Quando il servizio protezione viene attivato, tutti gli utenti dell'organizzazione possono applicare la protezione delle informazioni ai documenti e ai messaggi di posta elettronica e tutti gli utenti possono aprire (utilizzare) documenti e messaggi di posta elettronica protetti da questo servizio. Se si preferisce, tuttavia, è possibile limitare l'applicazione della protezione delle informazioni solo ad alcuni utenti, usando i controlli di selezione utenti per una distribuzione graduale. Per altre informazioni, vedere la sezione Configurazione dei controlli di selezione utenti per una distribuzione graduale di questo articolo.
Attivare la protezione tramite PowerShell
È necessario usare PowerShell per attivare il servizio protezione Rights Management (Azure RMS). Non è più possibile attivare o disattivare questo servizio dalla portale di Azure.
Installare il modulo AIPService per configurare e gestire il servizio protezione. Per istruzioni, vedere Installazione del modulo PowerShell di AIPService.
Da una sessione di PowerShell eseguire Connect-AipService e, quando richiesto, specificare i dettagli dell'account amministratore globale per il tenant di Azure Information Protection.
Eseguire Get-AipService per verificare se il servizio protezione è attivato. Lo stato Abilitato ne conferma l'attivazione; lo stato Disabilitato indica che il servizio è disattivato.
Per attivare il servizio, eseguire Enable-AipService.
Configurazione dei controlli di selezione utenti per una distribuzione graduale
Se non si vuole che tutti gli utenti possano proteggere immediatamente i documenti e i messaggi di posta elettronica usando Azure Information Protection, è possibile configurare i controlli di onboarding degli utenti usando il comando Set-AipServiceOnboardingControlPolicy PowerShell. È possibile eseguire questo comando prima o dopo l'attivazione del servizio Azure Rights Management.
Se, ad esempio, inizialmente si vuole permettere solo agli amministratori del gruppo "IT department" (con ID oggetto fbb99ded-32a0-45f1-b038-38b519009503) di proteggere i contenuti per finalità di test, usare il comando seguente:
Set-AipServiceOnboardingControlPolicy -UseRmsUserLicense $False -SecurityGroupObjectId "fbb99ded-32a0-45f1-b038-38b519009503"
Si noti che per questa opzione di configurazione è necessario specificare un gruppo. Non è possibile specificare singoli utenti. Per ottenere l'ID oggetto per il gruppo, è possibile usare Azure AD PowerShell, ad esempio usare il comando Get-MsolGroup per la versione 1.0 del modulo. Oppure, è possibile copiare valore ID oggetto del gruppo dal portale di Azure.

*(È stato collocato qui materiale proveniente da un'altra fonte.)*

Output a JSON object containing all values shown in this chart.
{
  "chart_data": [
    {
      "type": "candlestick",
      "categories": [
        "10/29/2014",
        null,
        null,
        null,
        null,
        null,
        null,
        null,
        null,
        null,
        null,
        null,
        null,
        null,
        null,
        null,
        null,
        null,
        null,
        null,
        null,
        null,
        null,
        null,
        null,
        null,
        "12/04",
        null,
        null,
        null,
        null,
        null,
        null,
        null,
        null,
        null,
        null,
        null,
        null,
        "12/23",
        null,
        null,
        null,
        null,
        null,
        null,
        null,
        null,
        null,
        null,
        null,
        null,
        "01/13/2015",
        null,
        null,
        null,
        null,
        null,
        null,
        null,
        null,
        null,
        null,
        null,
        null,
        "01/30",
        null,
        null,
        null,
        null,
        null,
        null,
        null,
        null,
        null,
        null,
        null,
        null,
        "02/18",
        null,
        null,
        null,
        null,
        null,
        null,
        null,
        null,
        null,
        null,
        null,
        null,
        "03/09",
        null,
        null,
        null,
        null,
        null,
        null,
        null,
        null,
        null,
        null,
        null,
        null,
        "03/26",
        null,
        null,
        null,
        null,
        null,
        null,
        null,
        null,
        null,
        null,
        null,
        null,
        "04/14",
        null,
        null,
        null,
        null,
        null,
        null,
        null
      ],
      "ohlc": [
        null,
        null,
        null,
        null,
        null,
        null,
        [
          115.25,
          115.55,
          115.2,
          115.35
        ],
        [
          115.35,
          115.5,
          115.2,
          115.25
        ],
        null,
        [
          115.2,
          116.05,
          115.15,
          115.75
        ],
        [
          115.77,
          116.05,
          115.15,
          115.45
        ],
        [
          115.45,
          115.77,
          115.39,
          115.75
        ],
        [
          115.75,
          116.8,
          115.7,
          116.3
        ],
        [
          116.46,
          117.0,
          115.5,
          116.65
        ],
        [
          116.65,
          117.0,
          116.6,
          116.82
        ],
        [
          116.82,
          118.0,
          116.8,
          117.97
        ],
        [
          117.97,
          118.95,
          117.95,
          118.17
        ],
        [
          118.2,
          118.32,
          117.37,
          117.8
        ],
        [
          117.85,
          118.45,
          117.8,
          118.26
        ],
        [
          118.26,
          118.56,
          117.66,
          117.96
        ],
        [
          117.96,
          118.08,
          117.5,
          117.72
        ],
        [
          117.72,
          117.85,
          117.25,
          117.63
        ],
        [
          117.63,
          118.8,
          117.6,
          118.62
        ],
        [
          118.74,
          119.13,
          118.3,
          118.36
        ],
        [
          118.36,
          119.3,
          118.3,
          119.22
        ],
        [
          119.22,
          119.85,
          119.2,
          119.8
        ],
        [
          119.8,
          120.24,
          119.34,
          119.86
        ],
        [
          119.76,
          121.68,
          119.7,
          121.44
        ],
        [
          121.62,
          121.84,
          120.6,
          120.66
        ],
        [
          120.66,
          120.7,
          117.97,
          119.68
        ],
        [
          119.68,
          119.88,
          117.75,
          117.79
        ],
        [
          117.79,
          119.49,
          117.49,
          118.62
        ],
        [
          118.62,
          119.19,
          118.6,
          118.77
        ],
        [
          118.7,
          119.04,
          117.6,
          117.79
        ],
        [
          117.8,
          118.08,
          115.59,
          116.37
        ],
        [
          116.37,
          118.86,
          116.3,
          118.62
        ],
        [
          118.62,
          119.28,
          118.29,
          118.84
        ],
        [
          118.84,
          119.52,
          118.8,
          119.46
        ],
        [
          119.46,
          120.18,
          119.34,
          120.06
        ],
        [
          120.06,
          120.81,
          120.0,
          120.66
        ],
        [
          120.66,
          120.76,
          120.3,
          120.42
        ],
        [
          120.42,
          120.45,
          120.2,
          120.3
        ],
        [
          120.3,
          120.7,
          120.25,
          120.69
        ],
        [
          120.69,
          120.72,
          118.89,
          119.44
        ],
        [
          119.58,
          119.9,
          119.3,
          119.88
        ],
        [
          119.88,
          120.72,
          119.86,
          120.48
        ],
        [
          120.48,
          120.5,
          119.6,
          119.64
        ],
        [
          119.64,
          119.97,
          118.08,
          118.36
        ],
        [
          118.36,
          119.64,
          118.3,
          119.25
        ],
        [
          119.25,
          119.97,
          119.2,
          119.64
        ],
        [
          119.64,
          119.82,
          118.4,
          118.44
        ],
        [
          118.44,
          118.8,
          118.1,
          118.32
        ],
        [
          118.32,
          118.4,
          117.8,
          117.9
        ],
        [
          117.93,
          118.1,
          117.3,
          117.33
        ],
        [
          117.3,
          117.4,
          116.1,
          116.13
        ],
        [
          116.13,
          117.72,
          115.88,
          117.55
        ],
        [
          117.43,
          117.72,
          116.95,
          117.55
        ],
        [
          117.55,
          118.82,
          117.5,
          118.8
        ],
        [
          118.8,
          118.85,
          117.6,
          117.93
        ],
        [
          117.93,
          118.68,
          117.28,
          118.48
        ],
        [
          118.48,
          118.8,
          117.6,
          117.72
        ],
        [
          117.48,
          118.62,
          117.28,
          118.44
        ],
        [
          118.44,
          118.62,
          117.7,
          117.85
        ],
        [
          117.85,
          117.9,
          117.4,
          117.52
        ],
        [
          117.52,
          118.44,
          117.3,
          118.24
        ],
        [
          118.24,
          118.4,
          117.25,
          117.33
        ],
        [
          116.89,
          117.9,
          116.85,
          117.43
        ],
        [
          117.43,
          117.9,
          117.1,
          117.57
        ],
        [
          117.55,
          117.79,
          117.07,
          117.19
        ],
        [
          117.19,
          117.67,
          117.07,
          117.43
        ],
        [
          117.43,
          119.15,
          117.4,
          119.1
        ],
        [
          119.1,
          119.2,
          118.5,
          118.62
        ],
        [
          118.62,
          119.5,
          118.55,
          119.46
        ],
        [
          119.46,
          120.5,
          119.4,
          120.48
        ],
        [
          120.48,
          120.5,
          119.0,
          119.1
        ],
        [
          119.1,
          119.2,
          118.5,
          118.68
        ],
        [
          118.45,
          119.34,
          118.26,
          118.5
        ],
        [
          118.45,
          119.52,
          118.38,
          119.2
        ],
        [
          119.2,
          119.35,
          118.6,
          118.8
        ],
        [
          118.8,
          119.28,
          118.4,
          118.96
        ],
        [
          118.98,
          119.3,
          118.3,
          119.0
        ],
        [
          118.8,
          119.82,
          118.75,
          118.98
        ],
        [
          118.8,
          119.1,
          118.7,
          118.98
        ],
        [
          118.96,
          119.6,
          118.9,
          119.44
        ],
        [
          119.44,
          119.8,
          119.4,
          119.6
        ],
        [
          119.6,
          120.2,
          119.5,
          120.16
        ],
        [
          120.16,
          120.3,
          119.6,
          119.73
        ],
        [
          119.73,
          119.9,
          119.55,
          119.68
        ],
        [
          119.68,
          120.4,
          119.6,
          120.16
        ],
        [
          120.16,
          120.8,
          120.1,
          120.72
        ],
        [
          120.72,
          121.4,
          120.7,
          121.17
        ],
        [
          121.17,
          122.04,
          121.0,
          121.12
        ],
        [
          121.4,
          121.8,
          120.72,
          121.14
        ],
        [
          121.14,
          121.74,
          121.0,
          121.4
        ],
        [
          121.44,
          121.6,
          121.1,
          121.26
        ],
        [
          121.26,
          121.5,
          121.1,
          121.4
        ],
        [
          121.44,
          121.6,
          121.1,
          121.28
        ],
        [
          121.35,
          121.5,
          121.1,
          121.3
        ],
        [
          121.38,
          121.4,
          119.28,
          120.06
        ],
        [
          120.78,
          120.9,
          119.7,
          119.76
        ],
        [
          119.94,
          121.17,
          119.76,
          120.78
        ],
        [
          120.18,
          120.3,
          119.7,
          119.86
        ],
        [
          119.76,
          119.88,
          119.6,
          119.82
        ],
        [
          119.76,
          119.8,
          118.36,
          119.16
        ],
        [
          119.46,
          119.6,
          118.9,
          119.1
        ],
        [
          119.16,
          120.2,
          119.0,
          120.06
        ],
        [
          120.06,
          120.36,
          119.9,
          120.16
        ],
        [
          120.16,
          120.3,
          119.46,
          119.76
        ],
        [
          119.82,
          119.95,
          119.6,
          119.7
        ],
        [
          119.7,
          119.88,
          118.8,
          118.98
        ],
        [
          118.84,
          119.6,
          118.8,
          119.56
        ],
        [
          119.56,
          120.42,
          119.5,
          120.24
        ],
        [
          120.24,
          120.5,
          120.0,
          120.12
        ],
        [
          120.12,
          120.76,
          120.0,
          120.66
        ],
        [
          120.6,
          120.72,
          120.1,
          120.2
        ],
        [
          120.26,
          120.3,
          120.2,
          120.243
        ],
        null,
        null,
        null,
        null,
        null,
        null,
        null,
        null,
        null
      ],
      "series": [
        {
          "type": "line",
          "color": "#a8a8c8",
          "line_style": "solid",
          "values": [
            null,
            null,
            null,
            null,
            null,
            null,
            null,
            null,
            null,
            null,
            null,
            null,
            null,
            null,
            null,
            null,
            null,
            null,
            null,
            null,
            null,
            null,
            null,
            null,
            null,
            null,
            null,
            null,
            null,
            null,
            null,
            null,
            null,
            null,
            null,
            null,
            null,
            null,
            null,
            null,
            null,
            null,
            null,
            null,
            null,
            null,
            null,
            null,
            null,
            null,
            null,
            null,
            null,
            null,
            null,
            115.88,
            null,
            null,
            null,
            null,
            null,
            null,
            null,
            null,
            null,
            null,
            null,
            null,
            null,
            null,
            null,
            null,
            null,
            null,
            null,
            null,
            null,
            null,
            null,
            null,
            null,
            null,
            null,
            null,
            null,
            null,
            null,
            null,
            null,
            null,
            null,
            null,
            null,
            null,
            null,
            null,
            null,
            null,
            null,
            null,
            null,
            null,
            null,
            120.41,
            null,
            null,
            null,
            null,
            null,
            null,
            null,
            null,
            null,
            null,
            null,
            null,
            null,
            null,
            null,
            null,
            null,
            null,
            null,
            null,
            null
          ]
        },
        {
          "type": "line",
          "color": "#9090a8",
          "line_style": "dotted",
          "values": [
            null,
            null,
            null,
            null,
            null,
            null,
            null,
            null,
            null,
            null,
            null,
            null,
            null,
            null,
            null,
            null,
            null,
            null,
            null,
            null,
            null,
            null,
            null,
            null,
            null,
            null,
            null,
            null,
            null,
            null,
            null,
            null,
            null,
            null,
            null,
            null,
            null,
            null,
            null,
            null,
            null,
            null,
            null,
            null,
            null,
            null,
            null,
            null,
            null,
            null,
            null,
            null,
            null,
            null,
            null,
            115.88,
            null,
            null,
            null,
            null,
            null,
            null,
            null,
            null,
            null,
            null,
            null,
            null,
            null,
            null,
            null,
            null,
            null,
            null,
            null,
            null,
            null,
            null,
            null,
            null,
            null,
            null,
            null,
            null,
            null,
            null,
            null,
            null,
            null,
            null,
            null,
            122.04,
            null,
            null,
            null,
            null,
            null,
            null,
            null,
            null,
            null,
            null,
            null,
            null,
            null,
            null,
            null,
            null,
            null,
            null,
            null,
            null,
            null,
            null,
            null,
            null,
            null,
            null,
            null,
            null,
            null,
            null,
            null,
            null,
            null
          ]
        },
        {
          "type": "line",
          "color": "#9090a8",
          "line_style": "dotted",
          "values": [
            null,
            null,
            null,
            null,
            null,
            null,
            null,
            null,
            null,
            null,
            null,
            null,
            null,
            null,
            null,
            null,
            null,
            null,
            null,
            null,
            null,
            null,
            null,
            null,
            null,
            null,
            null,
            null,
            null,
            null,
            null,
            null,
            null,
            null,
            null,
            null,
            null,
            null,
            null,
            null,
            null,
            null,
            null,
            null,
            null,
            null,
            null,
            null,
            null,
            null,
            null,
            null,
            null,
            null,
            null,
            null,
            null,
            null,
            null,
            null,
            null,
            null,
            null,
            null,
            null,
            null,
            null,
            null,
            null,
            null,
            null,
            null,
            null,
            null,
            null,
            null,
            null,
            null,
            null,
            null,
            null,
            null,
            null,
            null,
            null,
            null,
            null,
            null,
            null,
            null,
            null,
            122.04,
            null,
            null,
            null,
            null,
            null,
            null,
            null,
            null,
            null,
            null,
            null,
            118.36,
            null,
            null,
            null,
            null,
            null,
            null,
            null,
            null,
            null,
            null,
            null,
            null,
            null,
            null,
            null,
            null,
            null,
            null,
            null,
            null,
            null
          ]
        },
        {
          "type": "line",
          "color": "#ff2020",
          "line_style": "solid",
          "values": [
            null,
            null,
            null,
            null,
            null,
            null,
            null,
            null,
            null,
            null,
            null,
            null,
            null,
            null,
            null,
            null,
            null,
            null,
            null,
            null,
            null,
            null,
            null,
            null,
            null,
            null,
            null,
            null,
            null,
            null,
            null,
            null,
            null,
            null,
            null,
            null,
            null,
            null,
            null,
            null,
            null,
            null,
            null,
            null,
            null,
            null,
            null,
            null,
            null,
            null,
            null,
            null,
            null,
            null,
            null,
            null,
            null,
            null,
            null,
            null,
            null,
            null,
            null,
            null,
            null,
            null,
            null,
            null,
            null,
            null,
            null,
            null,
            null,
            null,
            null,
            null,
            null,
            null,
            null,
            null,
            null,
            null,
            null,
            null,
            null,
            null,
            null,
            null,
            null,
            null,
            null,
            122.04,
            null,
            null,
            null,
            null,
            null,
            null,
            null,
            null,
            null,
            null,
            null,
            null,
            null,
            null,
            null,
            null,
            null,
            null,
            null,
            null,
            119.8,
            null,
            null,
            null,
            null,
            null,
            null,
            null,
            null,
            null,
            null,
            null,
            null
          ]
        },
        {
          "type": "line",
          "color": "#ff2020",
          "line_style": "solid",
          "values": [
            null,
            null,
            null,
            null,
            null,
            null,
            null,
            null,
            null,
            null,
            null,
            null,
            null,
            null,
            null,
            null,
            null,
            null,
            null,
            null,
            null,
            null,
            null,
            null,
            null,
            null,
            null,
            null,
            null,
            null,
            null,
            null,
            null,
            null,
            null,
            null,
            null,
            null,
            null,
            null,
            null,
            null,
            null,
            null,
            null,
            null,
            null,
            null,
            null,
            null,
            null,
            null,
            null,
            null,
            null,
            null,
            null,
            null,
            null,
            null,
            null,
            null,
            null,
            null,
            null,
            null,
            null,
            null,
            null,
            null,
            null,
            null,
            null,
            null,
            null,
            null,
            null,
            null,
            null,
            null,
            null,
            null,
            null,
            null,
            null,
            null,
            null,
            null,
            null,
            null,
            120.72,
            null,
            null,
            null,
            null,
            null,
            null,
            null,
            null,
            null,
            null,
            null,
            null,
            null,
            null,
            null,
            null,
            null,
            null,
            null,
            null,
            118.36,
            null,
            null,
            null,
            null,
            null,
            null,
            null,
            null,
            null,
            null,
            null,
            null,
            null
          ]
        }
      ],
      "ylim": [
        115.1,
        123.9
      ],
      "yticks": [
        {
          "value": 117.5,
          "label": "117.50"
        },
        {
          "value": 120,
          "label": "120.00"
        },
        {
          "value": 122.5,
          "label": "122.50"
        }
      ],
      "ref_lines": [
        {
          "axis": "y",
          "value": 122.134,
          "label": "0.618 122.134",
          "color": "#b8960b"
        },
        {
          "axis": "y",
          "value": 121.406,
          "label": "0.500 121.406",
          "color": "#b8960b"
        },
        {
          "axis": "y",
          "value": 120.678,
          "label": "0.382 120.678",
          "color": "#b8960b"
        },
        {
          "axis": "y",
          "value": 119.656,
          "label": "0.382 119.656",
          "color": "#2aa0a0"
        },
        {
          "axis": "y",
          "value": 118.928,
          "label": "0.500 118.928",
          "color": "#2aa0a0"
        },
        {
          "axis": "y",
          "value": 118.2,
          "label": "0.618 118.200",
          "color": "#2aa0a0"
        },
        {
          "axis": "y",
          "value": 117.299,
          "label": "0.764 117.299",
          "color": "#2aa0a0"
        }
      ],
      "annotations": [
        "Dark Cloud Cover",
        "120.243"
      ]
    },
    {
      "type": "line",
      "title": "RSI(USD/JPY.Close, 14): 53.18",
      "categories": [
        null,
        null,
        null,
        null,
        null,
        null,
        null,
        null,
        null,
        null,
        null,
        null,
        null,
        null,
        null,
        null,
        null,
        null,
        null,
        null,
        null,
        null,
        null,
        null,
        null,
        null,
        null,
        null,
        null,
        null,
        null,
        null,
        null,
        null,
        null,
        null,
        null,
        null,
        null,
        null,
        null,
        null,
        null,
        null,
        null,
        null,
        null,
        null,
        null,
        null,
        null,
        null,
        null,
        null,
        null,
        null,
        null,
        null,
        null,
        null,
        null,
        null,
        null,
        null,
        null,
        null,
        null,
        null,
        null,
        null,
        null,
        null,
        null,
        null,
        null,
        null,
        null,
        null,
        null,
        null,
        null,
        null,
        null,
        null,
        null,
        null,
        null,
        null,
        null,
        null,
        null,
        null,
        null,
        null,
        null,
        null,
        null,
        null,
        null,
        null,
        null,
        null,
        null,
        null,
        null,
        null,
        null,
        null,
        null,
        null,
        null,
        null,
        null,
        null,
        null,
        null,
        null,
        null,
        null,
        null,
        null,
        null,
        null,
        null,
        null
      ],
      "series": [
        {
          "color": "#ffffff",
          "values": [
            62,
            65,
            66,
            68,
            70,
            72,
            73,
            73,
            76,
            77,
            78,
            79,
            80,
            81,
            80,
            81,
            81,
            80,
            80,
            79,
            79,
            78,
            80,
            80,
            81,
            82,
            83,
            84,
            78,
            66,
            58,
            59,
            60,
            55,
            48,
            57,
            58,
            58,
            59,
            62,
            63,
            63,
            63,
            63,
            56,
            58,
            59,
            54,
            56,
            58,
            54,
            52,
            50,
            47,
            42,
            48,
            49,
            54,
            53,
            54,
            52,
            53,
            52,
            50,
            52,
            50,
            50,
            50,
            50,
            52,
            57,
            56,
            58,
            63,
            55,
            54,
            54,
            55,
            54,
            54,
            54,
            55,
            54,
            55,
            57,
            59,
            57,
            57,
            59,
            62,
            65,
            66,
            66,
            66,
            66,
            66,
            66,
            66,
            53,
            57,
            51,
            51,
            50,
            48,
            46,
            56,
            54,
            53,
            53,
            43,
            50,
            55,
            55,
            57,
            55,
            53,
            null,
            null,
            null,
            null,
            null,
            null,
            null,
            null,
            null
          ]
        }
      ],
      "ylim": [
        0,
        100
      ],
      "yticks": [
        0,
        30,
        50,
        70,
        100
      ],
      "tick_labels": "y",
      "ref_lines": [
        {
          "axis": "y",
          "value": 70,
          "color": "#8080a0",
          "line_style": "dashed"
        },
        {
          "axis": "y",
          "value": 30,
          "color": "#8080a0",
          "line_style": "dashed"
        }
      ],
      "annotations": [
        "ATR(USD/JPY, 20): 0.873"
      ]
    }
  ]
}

In alternativa, per fare in modo che solo gli utenti con licenza valida per l'uso di Azure Information Protection possano proteggere i contenuti:
Set-AipServiceOnboardingControlPolicy -UseRmsUserLicense $True
Quando i controlli di caricamento non sono più necessari, se è stata usata l'opzione di gruppo o di gestione licenze, eseguire:
Set-AipServiceOnboardingControlPolicy -UseRmsUserLicense $False
Per altre informazioni su questo cmdlet e altri esempi, vedere la Guida Set-AipServiceOnboardingControlPolicy .
Quando si usano questi controlli di selezione utenti, tutti gli utenti dell'organizzazione potranno utilizzare sempre i contenuti protetti dal sottoinsieme di utenti, ma non potranno applicare direttamente la protezione delle informazioni da applicazioni client. Le applicazioni lato server, ad esempio Exchange, possono implementare i propri controlli per utente per ottenere lo stesso risultato. Ad esempio, per impedire agli utenti di proteggere messaggi di posta elettronica in Outlook sul Web, usare Set-OwaMailboxPolicy per impostare il parametro IRMEnabled su $false.
Passaggi successivi
Dopo aver attivato il servizio protezione per l'organizzazione, le app e i servizi possono applicare la crittografia per proteggere i dati. Uno dei modi più semplici per applicare la crittografia consiste nell'usare le etichette di riservatezza da Microsoft Purview Information Protection.